Le don d’organes en question

             

 

 

 Délicate question que celle du don d’organes. Même dans une perspective post-mortem, elle met en jeu nos affects les plus profonds, implique une conception personnelle de la mort et de la dépouille cadavérique. Comment faut-il considérer le corps du défunt ? Comme un ensemble encore investi d’une identité et d’une histoire ? Ou comme un déchet dont il est urgent de se débarrasser au plus vite et duquel on peut extraire tout ce qui peut encore être utile à la société ? En bref, est-ce que le mort peut encore prétendre à un respect de son intégrité ? Lui reconnaît-on encore des droits ? Ou relève t’il, toute vie disparue, de la seule autorité publique ?

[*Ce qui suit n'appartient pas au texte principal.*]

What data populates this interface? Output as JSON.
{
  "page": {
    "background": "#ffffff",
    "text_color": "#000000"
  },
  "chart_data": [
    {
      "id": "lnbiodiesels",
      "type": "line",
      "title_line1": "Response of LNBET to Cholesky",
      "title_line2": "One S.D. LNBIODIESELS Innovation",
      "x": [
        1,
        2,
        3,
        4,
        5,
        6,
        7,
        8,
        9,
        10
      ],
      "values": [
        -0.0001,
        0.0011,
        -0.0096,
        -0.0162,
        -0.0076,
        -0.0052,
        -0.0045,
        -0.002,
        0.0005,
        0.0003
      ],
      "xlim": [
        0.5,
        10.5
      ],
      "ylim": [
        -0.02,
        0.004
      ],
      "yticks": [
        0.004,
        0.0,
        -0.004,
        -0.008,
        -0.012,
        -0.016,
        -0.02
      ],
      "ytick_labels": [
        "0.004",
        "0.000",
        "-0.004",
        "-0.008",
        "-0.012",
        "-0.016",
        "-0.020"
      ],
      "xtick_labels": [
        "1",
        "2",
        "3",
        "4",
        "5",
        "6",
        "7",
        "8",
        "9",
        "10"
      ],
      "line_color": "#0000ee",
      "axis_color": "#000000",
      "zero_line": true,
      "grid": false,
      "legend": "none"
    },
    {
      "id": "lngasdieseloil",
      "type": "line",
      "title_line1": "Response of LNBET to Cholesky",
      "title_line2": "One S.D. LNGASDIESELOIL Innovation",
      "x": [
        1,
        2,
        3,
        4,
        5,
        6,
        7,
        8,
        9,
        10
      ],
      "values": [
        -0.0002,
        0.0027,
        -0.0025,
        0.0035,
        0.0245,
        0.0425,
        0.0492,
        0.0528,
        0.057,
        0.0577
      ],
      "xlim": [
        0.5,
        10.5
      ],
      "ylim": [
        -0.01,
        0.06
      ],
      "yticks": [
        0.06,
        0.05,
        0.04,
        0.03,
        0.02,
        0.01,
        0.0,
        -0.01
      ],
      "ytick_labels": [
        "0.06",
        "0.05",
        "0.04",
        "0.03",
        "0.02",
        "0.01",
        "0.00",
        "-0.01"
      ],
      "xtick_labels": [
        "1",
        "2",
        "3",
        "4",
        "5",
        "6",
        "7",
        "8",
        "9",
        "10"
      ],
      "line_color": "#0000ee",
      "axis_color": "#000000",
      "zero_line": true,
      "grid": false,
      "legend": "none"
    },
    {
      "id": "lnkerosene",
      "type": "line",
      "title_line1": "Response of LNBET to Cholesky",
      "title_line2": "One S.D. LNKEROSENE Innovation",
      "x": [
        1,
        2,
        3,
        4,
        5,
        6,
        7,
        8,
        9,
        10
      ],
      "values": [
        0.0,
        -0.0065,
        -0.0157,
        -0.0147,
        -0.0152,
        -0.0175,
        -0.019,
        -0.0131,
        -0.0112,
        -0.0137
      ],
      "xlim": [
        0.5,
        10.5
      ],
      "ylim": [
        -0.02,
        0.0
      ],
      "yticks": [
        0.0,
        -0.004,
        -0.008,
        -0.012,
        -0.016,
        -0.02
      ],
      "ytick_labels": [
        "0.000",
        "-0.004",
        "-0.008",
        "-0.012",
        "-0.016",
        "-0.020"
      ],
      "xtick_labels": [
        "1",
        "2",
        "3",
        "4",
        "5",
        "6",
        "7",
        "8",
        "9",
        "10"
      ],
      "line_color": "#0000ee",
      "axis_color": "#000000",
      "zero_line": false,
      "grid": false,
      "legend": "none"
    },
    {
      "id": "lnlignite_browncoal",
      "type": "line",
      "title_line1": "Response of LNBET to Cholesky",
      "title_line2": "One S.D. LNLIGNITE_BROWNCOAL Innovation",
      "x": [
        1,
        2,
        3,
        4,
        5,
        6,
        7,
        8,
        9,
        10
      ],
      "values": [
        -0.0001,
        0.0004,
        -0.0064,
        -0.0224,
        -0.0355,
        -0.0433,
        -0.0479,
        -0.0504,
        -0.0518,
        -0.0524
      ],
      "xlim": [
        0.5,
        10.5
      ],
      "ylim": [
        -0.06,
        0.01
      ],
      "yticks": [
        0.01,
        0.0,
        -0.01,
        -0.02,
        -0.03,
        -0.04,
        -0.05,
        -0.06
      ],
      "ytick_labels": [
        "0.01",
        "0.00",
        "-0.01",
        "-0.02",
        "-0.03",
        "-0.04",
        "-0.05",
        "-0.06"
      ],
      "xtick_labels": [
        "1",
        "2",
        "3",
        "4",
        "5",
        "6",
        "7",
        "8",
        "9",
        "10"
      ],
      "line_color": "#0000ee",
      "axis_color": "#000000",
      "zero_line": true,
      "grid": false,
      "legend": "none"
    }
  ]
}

C’est pour  ces raisons – et d’autres, sans doute  – que l’amendement déposé par deux députés socialistes, Jean-Louis Touraine et Michèle Delaunay, à l’Assemblée Nationale le 13 mars dernier, ne peut que faire débat. Car il se propose d’étendre le prélèvement d’organes à tous les défunts qui n’auraient pas, de leur vivant, émis un refus catégorique vis-à-vis de cette pratique. Si, jusqu’ici il fallait, pour l’autoriser sur son corps, se déclarer donneur potentiel auprès de l’Agence de Biomédecine, il faudra ainsi accomplir la démarche inverse si l’on souhaite le respect de son intégrité physique après son décès. Car qui ne dit rien consent et ce ne sont pas  les morts qui contrediront ce vieil adage. Du reste, ce renversement de paradigme n’est pas complètement nouveau. Déjà, la loi Caillavet de 1976 permettait, mais de façon circonstanciée, cette possibilité. Mais si cet amendement est officialisé, c’est le consentement présumé qui sera généralisé, transformant chaque défunt en une banque organique ad libitum. Certes, les médecins, en l’absence d’une volonté clairement exprimée, doivent préalablement interroger les proches du disparu. Encore faut-il qu’il ait de la famille dans les parages. Et même dans ce cas, on imagine mal que ses parents résisteraient longtemps aux arguments médicaux. Les défenseurs de ce projet arguent le manque d’organes disponibles pour de nombreux malades en attente de greffe. Dans ce cas, ce serait faire acte de solidarité collective. Cela est bien, pour peu qu’on l’ait décidé en son âme et conscience : car, autrement, que devient la notion centrale de don ? Dans un pays démocratique comme la France, où l’état est censé protéger jusqu’au bout les libertés fondamentales des citoyens (on l’a encore vu récemment avec les débats sur la fin de vie et l’euthanasie), cette proposition de loi ne peut être que dérangeante. Elle constitue un pas de plus dans la déshumanisation ambiante et le traitement industriel de la mort. En ce domaine, le XXeme siècle nous a fourni quelques inoubliables antécédents.